The downside here is that the contest ends in just one week, at 3pm U.S. Pacific time on 29 January.  I know that time is tight, but if you’ve got a cool HTML 5-based application running around in your head, this just might be the time to let it out.

Five Responses»

    • #1
    • Comment
    • Fri 22 Jan 2010
    • 1552
    Beth wrote in to say...

    Very susprised and happy to see they didn’t limit eligibility to MS proprietary technologies!

    • #2
    • Comment
    • Fri 22 Jan 2010
    • 2147
    Scott Reynen wrote in to say...

    It’s not clear to me from reading the rules, are AJAX calls allowed?

    • #3
    • Comment
    • Fri 22 Jan 2010
    • 2324
    Nate Bundy wrote in to say...

    You know, maybe it’s just the cynic in me and I’m being stupid, but somehow I think Microsoft is going to try and turn this into a “look how much better Silverlight apps are than everything else for less size” kind of deal.

    Think of the amount of CSS and images needed to make a nice web interface. Yes, some very clever design and you can get a very nice looking interface with next to no images, but Silverlight has a bunch of extra interface stuff included in their package that won’t count toward the 10K.

    Hopefully I’m wrong, and I suppose there is enough CSS3 in 3 out of the 5 browsers that perhaps it would be easier to pull some things off than I think.

    • #4
    • Comment
    • Sat 23 Jan 2010
    • 1035
    Eric Meyer wrote in to say...

    Beth: same here, which is why I agreed to be a judge.

    Scott: I don’t know myself, but I think the answer is yes.

    Nate: it’s possible that you’re right. On the other hand, if they take that tack, lots of people will point out what you’re saying about the interface stuff in the package and so on. Very likely I’d be among them. There could even be a counter-contest: what can you build with standards that’s smaller than the Silverlight package? That might be a lot of fun, actually…

    • #5
    • Comment
    • Sat 23 Jan 2010
    • 2012
    Molly wrote in to say...

    Microsoft is showing a lot of interest regarding HTML5. I’ll be doing a full-day workshop at MIX and clearly Eric’s involvement in this is positive – to be honest, quite a few standards evangelists have been involved with MIX over the years. The conference really does try to “mix it up” as the name implies.
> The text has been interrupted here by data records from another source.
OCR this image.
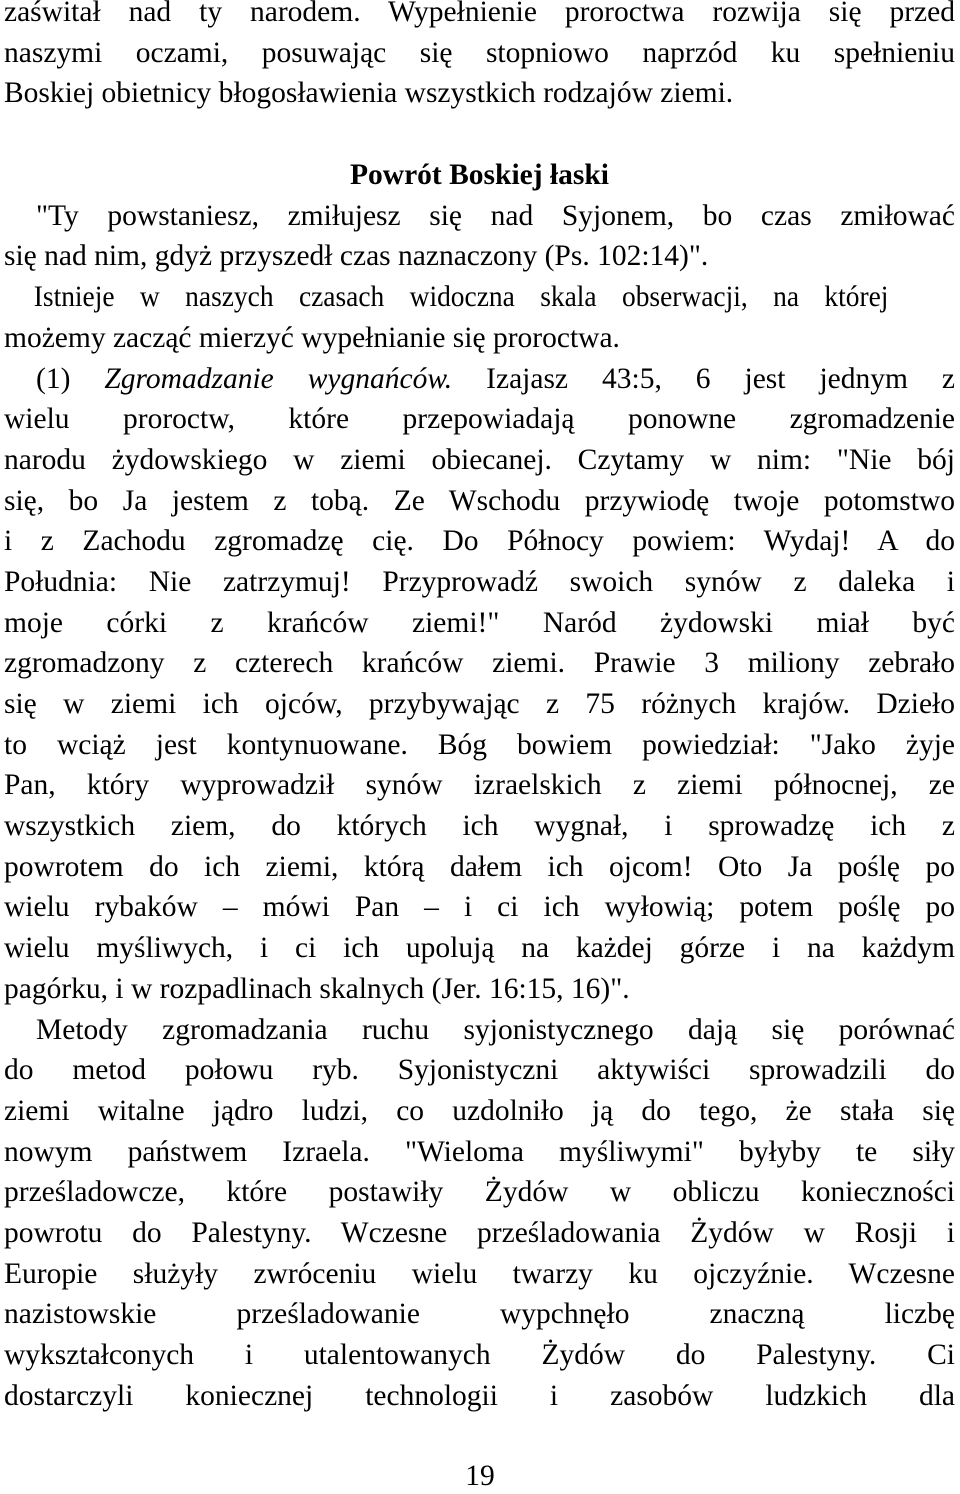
zaświtał nad ty narodem. Wypełnienie proroctwa rozwija się przed
naszymi oczami, posuwając się stopniowo naprzód ku spełnieniu
Boskiej obietnicy błogosławienia wszystkich rodzajów ziemi.
Powrót Boskiej łaski
"Ty powstaniesz, zmiłujesz się nad Syjonem, bo czas zmiłować
się nad nim, gdyż przyszedł czas naznaczony (Ps. 102:14)".
Istnieje w naszych czasach widoczna skala obserwacji, na której
możemy zacząć mierzyć wypełnianie się proroctwa.
(1) Zgromadzanie wygnańców. Izajasz 43:5, 6 jest jednym z
wielu proroctw, które przepowiadają ponowne zgromadzenie
narodu żydowskiego w ziemi obiecanej. Czytamy w nim: "Nie bój
się, bo Ja jestem z tobą. Ze Wschodu przywiodę twoje potomstwo
i z Zachodu zgromadzę cię. Do Północy powiem: Wydaj! A do
Południa: Nie zatrzymuj! Przyprowadź swoich synów z daleka i
moje córki z krańców ziemi!" Naród żydowski miał być
zgromadzony z czterech krańców ziemi. Prawie 3 miliony zebrało
się w ziemi ich ojców, przybywając z 75 różnych krajów. Dzieło
to wciąż jest kontynuowane. Bóg bowiem powiedział: "Jako żyje
Pan, który wyprowadził synów izraelskich z ziemi północnej, ze
wszystkich ziem, do których ich wygnał, i sprowadzę ich z
powrotem do ich ziemi, którą dałem ich ojcom! Oto Ja poślę po
wielu rybaków – mówi Pan – i ci ich wyłowią; potem poślę po
wielu myśliwych, i ci ich upolują na każdej górze i na każdym
pagórku, i w rozpadlinach skalnych (Jer. 16:15, 16)".
Metody zgromadzania ruchu syjonistycznego dają się porównać
do metod połowu ryb. Syjonistyczni aktywiści sprowadzili do
ziemi witalne jądro ludzi, co uzdolniło ją do tego, że stała się
nowym państwem Izraela. "Wieloma myśliwymi" byłyby te siły
prześladowcze, które postawiły Żydów w obliczu konieczności
powrotu do Palestyny. Wczesne prześladowania Żydów w Rosji i
Europie służyły zwróceniu wielu twarzy ku ojczyźnie. Wczesne
nazistowskie prześladowanie wypchnęło znaczną liczbę
wykształconych i utalentowanych Żydów do Palestyny. Ci
dostarczyli koniecznej technologii i zasobów ludzkich dla
19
    What’s more, there are several very strong open standards-oriented people at Microsoft. I know we all remain frustrated with IE6, but at least the company is keeping more open than a few of its “competitors.”

    In re: AJAX – specifically if you’re using XMLHttpRequest, you might recall that this was introduced by Microsoft in Internet Explorer 4.0 and made freely available for the W3C to spec out.